Winnie S., holding the lantern in his hand, reappeared beneath the boot.

Raindrops sparkled on his eyebrows, his nose and the point of his chin.

"Judas priest!" he gasped. "If this ain't--"

"You needn't say it. We'll agree with you," interrupted Mrs. Barnes, hastily. "Is anything the matter?"

The driver's reply was in the form of elaborate sarcasm.

"Oh, no!" he drawled, "there wasn't nothin' the matter. Just a few million pines blowed across the road and the breechin' busted and the for'ard wheel about ready to come off, that's all. Maybe there's a few other things I didn't notice, but that's all I see."

"Humph! Well, they'll do for a spell. How's the weather, any worse?"

"Worse? No! they ain't no worse made. Looks as if 'twas breakin' a little over to west'ard, fur's that goes. But how in the nation we'll ever fetch East Wellmouth, I don't know. Git dap! GIT DAP! Have you growed fast?"

General Jackson pulled one foot after the other from the mud and the wagon rocked and floundered as its pilot steered it past the fallen trees. For the next twenty minutes no one spoke. Then Winnie S. breathed a sigh of thankfulness.

"Well, we're out of that stretch of woods, anyhow," he declared. "And it 'tain't rainin' so hard, nuther. Cal'late we can get to civilization if that breechin' holds and the pesky wheel don't come off. How are you, in aft there; tolerable snug?"

Emily said nothing. Aunt Thankful chuckled at the word.

"Snug!" she repeated. "My, yes! If this water was salt we'd be as snug as a couple of pickled mackerel. How far off is this civilization you're talkin' about?"

"Well, our hotel where you're bound is a good two mile, but there's--Judas priest! there goes that breechin' again!"

There was another halt while the breeching underwent temporary repairs.

The wind blew as hard as ever, but the rain had almost stopped. A few minutes later it stopped altogether.

"There!" declared Winnie S. "The fust mile's gone. I don't know's I hadn't ought to stop--"

Aunt Thankful interrupted. "Stop!" she cried. "For mercy sakes, don't stop anywheres unless you have to. We've done nothin' but stop ever since we started. Go on as far as you can while this--this machine of yours is wound up."

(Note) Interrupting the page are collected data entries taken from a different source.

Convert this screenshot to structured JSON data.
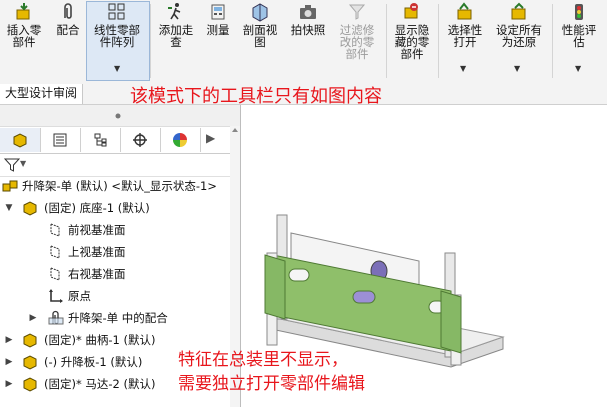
{
  "ribbon": {
    "buttons": [
      {
        "label": "插入零\n部件",
        "icon": "insert-component-icon"
      },
      {
        "label": "配合",
        "icon": "mate-paperclip-icon"
      },
      {
        "label": "线性零部\n件阵列",
        "icon": "linear-pattern-icon"
      },
      {
        "label": "添加走\n查",
        "icon": "walkthrough-icon"
      },
      {
        "label": "测量",
        "icon": "measure-icon"
      },
      {
        "label": "剖面视\n图",
        "icon": "section-view-icon"
      },
      {
        "label": "拍快照",
        "icon": "snapshot-camera-icon"
      },
      {
        "label": "过滤修\n改的零\n部件",
        "icon": "filter-modified-icon"
      },
      {
        "label": "显示隐\n藏的零\n部件",
        "icon": "show-hidden-icon"
      },
      {
        "label": "选择性\n打开",
        "icon": "selective-open-icon"
      },
      {
        "label": "设定所有\n为还原",
        "icon": "set-resolved-icon"
      },
      {
        "label": "性能评\n估",
        "icon": "performance-icon"
      }
    ]
  },
  "tab": {
    "label": "大型设计审阅"
  },
  "annotations": {
    "top": "该模式下的工具栏只有如图内容",
    "bottom": "特征在总装里不显示，\n需要独立打开零部件编辑"
  },
  "tree": {
    "root": "升降架-单 (默认) <默认_显示状态-1>",
    "items": [
      {
        "label": "(固定) 底座-1 (默认)"
      },
      {
        "label": "前视基准面"
      },
      {
        "label": "上视基准面"
      },
      {
        "label": "右视基准面"
      },
      {
        "label": "原点"
      },
      {
        "label": "升降架-单 中的配合"
      },
      {
        "label": "(固定)* 曲柄-1 (默认)"
      },
      {
        "label": "(-) 升降板-1 (默认)"
      },
      {
        "label": "(固定)* 马达-2 (默认)"
      }
    ]
  },
  "colors": {
    "accent_red": "#e8161c",
    "part_green": "#8fbf6a",
    "part_gray": "#c9c9c9",
    "part_yellow": "#e6b800"
  }
}
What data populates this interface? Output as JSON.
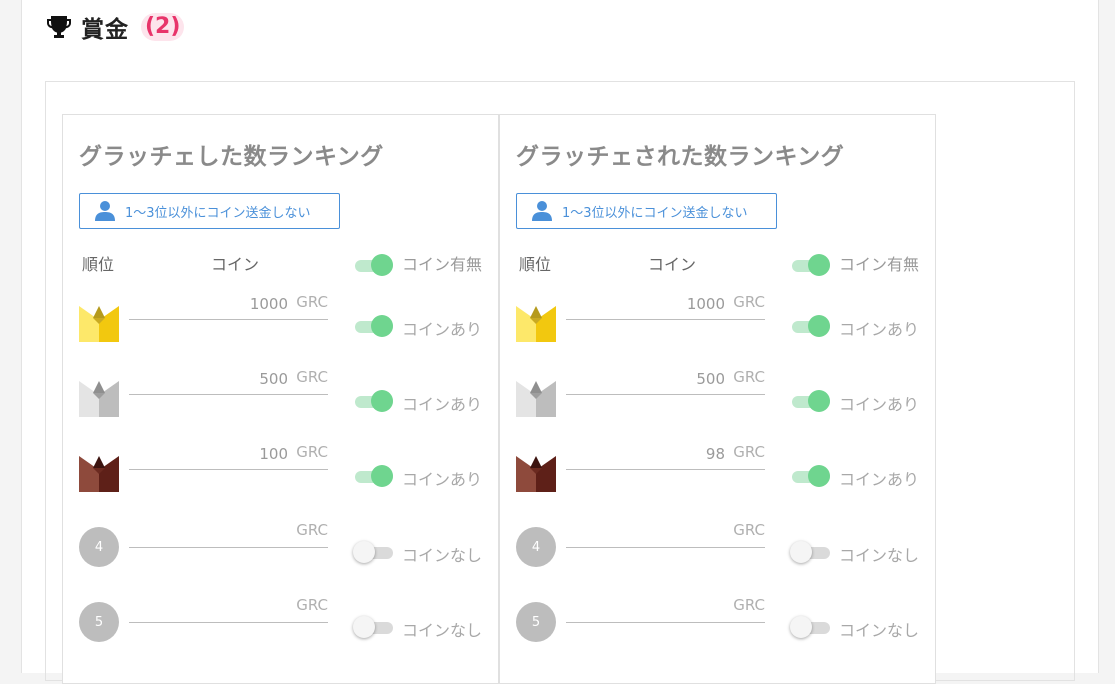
{
  "header": {
    "title": "賞金",
    "count": "(2)",
    "icon": "trophy-icon"
  },
  "colors": {
    "accent": "#4a90d9",
    "toggle_on": "#6fd58f",
    "count": "#e8346a"
  },
  "panels": [
    {
      "title": "グラッチェした数ランキング",
      "button_label": "1〜3位以外にコイン送金しない",
      "col_rank": "順位",
      "col_coin": "コイン",
      "col_flag": "コイン有無",
      "rows": [
        {
          "rank_icon": "gold-crown-icon",
          "value": "1000",
          "unit": "GRC",
          "on": true,
          "label": "コインあり"
        },
        {
          "rank_icon": "silver-crown-icon",
          "value": "500",
          "unit": "GRC",
          "on": true,
          "label": "コインあり"
        },
        {
          "rank_icon": "bronze-crown-icon",
          "value": "100",
          "unit": "GRC",
          "on": true,
          "label": "コインあり"
        },
        {
          "rank": "4",
          "value": "",
          "unit": "GRC",
          "on": false,
          "label": "コインなし"
        },
        {
          "rank": "5",
          "value": "",
          "unit": "GRC",
          "on": false,
          "label": "コインなし"
        }
      ]
    },
    {
      "title": "グラッチェされた数ランキング",
      "button_label": "1〜3位以外にコイン送金しない",
      "col_rank": "順位",
      "col_coin": "コイン",
      "col_flag": "コイン有無",
      "rows": [
        {
          "rank_icon": "gold-crown-icon",
          "value": "1000",
          "unit": "GRC",
          "on": true,
          "label": "コインあり"
        },
        {
          "rank_icon": "silver-crown-icon",
          "value": "500",
          "unit": "GRC",
          "on": true,
          "label": "コインあり"
        },
        {
          "rank_icon": "bronze-crown-icon",
          "value": "98",
          "unit": "GRC",
          "on": true,
          "label": "コインあり"
        },
        {
          "rank": "4",
          "value": "",
          "unit": "GRC",
          "on": false,
          "label": "コインなし"
        },
        {
          "rank": "5",
          "value": "",
          "unit": "GRC",
          "on": false,
          "label": "コインなし"
        }
      ]
    }
  ]
}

But that was not destined to be far. From beneath the forward end of the depot-wagon sounded a most alarming creak, a long-drawn, threatening groan. Winnie S. uttered his favorite exclamation.

"Judas priest!" he shouted. "There goes that wheel! I've, been expectin'

it."

He tugged at the right hand rein. General Jackson, who, having been brought up in a seafaring community, had learned to answer his helm, swerved sharply from the road. Emily screamed faintly.

"Where are you goin'?" demanded Mrs. Barnes.

The driver did not answer. The groan from beneath the carriage was more ominously threatening than ever. And suddenly the threat was fulfilled.